When Bonnie receives a rejection letter from Columbia Pictures, it addresses her as "Ms. Bonnie Parker". The use of "Ms." did not become common until the 1960s. A formal letter of that period would refer to her as "Miss".
When Bonnie sneaks the gun into the jailhouse, a fellow prisoner warns Clyde that he will get sent to the federal penitentiary for taking it. However, United States federal laws in the 1930s did not criminalize gun possession by a prisoner, threatening a law officer, breaking out of prison, or even armed robbery and murder; these sorts of crimes were considered to be solely within the scope of state law.

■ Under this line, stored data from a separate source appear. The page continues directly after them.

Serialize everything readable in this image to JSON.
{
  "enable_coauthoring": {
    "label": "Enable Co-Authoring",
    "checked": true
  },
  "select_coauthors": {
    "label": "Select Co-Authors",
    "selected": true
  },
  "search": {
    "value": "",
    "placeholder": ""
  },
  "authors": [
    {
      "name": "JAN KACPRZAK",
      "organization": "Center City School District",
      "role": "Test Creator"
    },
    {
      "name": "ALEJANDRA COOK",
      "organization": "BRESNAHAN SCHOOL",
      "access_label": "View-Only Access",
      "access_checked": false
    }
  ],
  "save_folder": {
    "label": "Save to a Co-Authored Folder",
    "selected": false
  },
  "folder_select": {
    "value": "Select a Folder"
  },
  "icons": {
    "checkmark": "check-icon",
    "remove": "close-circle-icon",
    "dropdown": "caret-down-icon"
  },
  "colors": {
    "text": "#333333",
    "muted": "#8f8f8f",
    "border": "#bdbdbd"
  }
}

Most federal crimes concerned interstate commerce, transportation, or taxation. (Notably, the only federal crime Clyde was ever seriously accused of committing was transporting stolen autos across state lines.)
When Bonnie and Clyde visit the speakeasy, the instruments heard in the soundtrack (piano, cowbell, large horn section with trumpets) do not match the instruments being used by the actors (fiddle, banjo, upright bass, saxophone, and slide guitar).
As police pursue Clyde and Buck after they steal the safe, officers are seen firing their service revolvers using a 2-handed hold. This technique did not become commonplace until after World War II; around 1930, most pistol shooters would have considered one-handed shooting to be the proper technique.